Under the draft order, providers would no longer be required to itemize discretionary, recurring monthly fees, which represent the costs they choose to pass through to consumers and which vary by consumer location. 

The FCC says this would simplify pricing comparisons, while opponents have argued it could make it harder for consumers to understand their actual costs.

Providers would also be allowed to provide broadband labels through hyperlinks, QR codes, or icons rather than displaying the full disclosure during the purchase process, potentially making pricing information less visible.

The proposal would also remove requirements for labels to remain available through customer account portals, eliminate machine-readable label data used by researchers and third parties to track broadband pricing trends, and end the requirement for providers to archive discontinued labels for two years, limiting access to historical pricing records.

The final proposal keeps some disclosure requirements that had been under review.
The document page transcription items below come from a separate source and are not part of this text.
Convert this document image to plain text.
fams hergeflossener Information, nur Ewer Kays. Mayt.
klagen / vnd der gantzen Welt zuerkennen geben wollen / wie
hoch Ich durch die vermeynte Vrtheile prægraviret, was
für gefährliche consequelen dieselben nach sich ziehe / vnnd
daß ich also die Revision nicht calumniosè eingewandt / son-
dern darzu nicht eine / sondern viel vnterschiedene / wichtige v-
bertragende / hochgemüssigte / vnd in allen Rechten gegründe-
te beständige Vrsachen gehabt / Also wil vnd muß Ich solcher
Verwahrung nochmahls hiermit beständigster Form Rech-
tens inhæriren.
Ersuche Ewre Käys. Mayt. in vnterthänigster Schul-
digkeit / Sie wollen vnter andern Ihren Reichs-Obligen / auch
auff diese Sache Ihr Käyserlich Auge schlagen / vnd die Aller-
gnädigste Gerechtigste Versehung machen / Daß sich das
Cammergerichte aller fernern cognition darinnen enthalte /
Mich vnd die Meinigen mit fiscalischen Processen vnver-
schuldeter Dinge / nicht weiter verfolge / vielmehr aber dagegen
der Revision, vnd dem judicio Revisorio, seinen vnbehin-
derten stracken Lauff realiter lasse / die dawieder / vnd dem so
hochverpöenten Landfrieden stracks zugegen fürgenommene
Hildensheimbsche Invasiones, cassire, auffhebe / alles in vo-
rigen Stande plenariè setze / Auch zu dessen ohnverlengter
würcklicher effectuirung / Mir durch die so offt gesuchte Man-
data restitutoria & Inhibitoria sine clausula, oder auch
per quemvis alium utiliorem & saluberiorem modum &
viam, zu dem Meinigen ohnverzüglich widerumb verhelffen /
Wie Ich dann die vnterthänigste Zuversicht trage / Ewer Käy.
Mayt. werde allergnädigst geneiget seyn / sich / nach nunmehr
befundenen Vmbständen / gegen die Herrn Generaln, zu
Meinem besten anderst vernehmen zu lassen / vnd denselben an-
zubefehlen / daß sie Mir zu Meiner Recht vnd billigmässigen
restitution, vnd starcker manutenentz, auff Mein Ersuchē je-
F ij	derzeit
For example, the FCC retained the requirement that providers display broadband labels in English and in any other languages in which they market their services.

Gomez warned that removing requirements around fee disclosures, online availability and machine-readable data could make it harder for consumers to compare plans.

If adopted on July 22, the FCC’s order will take effect 30 days after publication in the Federal Register.